Point Cloud Streaming with Latency-Driven Implicit Adaptation using MoQ
Andrew Freeman, Michael Rudolph, Amr Rizk
TL;DR
This work tackles the challenge of real-time point cloud streaming for VR/AR by introducing latency-driven implicit adaptation using Multiple Description Coding and Media Over QUIC. The system leverages delivery timeouts and per-Track QUIC priorities to trade latency for quality on a per-client basis, enabling ultra-low-latency teleconferencing as well as higher-quality broadcasts for relaxed latency targets. Empirical results show substantial throughput gains and PCQM improvements when allowing greater latency, and a content-aware PoC demonstrates how prioritizing salient points can further enhance perceived quality.
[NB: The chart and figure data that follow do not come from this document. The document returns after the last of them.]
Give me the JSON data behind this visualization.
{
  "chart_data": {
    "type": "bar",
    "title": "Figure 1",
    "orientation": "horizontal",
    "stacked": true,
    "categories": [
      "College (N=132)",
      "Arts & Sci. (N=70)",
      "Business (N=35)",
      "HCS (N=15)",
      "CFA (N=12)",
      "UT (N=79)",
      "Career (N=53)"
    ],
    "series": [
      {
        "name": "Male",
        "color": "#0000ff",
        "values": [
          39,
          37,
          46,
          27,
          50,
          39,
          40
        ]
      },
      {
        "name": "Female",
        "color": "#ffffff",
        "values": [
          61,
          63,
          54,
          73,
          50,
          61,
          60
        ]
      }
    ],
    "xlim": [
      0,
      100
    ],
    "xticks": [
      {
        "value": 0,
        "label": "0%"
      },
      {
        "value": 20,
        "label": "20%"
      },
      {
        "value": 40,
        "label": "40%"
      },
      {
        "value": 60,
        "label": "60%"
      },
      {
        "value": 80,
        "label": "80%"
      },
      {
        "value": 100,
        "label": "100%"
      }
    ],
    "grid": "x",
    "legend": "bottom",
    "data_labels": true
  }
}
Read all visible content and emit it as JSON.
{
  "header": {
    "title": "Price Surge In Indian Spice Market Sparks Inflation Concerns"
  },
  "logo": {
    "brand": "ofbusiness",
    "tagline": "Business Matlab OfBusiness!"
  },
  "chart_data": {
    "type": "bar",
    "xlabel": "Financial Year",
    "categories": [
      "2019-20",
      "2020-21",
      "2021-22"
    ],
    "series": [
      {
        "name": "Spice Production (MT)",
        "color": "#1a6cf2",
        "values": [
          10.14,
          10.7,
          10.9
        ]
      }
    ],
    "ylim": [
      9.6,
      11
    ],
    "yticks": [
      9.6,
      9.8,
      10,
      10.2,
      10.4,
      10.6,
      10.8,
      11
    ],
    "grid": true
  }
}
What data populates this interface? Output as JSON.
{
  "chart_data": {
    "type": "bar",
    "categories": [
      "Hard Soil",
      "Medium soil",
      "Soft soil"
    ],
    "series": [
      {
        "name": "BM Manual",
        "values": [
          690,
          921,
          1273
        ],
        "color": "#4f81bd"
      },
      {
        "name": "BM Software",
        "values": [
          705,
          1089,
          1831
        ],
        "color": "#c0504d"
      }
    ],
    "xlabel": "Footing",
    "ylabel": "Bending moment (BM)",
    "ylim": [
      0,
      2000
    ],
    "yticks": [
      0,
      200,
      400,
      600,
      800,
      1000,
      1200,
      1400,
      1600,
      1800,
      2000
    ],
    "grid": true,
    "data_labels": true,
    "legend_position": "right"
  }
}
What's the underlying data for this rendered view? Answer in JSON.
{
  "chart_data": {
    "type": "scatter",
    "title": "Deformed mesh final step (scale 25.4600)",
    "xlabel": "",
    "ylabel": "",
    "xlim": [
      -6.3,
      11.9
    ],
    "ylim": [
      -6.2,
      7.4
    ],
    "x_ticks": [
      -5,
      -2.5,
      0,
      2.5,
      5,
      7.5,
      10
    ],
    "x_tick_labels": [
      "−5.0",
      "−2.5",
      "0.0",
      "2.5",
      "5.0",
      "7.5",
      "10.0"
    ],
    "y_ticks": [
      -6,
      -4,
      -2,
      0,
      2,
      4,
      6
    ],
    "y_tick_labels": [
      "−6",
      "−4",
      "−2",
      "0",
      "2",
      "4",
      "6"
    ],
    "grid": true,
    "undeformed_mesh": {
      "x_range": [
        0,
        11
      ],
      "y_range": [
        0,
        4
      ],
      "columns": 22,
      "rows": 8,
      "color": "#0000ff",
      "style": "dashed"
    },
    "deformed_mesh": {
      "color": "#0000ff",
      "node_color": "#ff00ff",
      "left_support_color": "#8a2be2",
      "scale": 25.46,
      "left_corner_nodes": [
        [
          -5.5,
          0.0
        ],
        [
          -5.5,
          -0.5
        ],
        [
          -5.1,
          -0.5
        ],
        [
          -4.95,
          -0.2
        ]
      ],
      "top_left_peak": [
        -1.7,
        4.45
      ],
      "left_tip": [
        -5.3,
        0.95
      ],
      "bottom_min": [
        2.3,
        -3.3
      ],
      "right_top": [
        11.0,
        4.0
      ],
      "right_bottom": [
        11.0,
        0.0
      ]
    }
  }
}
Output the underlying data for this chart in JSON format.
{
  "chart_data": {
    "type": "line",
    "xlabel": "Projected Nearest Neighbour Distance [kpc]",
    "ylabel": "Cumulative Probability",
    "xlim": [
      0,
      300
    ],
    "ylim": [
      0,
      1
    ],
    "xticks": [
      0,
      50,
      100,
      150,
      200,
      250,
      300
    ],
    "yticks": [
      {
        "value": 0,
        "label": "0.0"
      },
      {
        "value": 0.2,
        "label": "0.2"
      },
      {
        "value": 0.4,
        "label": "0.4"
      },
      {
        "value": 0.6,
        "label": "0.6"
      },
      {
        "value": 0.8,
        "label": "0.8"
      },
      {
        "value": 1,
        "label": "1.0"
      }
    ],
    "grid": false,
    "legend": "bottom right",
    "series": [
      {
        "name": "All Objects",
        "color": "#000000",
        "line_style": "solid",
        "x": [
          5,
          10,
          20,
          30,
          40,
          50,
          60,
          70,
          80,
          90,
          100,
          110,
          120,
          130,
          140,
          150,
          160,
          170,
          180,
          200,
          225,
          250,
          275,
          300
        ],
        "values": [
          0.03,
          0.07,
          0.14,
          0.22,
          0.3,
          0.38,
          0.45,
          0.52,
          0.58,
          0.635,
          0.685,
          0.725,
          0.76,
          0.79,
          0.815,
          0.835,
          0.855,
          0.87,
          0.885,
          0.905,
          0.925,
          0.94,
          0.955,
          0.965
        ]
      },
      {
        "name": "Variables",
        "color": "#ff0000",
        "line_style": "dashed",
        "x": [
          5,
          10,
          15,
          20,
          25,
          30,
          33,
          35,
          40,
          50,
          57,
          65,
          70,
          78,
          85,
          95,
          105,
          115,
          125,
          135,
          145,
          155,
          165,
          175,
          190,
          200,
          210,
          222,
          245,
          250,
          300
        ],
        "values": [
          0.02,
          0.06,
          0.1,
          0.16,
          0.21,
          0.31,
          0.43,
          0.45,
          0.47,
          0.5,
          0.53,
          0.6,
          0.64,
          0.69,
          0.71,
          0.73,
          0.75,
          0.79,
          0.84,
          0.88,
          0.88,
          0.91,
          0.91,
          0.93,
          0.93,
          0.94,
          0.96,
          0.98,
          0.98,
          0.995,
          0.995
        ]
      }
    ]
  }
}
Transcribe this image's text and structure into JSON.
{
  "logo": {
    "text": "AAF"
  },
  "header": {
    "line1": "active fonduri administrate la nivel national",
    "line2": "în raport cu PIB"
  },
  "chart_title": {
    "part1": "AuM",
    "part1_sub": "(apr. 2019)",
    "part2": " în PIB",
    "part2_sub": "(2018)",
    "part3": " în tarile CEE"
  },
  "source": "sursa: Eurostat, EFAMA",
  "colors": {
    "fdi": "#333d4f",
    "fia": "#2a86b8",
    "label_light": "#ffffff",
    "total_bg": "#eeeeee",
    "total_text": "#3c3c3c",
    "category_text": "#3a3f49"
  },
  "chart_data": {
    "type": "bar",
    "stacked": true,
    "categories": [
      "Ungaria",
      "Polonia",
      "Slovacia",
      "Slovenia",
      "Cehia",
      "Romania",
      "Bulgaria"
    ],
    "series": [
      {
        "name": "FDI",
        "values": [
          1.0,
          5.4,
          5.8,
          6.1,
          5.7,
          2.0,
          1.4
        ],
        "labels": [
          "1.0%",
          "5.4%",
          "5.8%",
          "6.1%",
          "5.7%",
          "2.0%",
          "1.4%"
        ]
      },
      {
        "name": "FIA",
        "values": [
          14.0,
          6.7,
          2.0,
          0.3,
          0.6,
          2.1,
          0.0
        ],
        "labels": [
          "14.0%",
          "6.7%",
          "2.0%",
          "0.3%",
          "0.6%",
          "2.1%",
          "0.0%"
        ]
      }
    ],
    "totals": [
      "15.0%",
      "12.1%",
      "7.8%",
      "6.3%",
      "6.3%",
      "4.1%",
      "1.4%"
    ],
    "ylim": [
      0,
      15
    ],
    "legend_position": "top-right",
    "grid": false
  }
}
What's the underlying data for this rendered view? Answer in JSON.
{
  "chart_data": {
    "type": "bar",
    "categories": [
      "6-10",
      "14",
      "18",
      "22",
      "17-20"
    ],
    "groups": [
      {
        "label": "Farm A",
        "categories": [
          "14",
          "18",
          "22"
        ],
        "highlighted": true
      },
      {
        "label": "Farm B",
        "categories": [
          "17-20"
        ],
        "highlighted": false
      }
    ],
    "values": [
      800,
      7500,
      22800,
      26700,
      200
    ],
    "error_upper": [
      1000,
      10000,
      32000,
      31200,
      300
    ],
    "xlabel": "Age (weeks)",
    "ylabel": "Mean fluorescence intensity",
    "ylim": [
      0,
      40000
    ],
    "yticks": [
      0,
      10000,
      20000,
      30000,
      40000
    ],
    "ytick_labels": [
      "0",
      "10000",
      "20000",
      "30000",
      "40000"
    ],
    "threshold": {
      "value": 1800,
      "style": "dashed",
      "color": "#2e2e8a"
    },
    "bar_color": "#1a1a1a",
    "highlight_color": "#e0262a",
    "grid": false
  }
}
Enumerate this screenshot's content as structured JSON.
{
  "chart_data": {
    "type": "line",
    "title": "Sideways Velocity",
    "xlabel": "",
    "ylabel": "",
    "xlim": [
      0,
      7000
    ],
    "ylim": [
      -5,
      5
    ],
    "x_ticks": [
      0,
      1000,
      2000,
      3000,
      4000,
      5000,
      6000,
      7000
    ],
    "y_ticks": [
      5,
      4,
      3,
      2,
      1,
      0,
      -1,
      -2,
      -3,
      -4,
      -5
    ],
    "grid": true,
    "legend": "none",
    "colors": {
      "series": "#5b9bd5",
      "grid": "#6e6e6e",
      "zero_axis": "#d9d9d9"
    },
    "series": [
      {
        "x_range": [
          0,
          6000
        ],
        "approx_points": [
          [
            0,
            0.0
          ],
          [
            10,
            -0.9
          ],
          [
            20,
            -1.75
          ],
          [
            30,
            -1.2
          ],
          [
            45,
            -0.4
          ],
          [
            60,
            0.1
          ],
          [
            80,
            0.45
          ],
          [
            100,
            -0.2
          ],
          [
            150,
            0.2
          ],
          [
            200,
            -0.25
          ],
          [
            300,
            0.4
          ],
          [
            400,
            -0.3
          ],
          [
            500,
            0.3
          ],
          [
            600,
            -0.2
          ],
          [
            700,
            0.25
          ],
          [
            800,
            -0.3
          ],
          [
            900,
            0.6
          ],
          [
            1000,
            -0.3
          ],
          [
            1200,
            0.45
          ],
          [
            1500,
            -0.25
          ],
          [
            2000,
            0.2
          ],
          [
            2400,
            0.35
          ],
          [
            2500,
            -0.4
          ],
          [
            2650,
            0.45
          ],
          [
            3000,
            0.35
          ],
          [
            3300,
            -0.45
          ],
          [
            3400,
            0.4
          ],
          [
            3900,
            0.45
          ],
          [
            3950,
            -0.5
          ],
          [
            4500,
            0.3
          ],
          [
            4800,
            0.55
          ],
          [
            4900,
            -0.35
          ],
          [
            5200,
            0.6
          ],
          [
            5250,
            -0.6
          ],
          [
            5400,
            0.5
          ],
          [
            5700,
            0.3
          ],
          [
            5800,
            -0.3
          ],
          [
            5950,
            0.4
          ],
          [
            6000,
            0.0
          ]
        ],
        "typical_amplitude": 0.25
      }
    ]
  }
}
The approach offers a practical, transport-layer solution that reduces the need for explicit bitrate estimation while supporting diverse XR applications and realistic DASH baselines.
Abstract
Point clouds are a promising video representation for virtual and augmented reality. Their high-bitrate, however, has so far limited the practicality of live streaming systems. In this work, we leverage the delivery timeout feature within the Media Over QUIC protocol to perform implicit server-side adaptation based on an application's latency target. Through experimentation with several publisher and network configurations, we demonstrate that our system unlocks a unique trade-off on a per-client basis: applications with lower latency requirements will receive lower-quality video, while applications with more relaxed latency requirements will receive higher-quality video.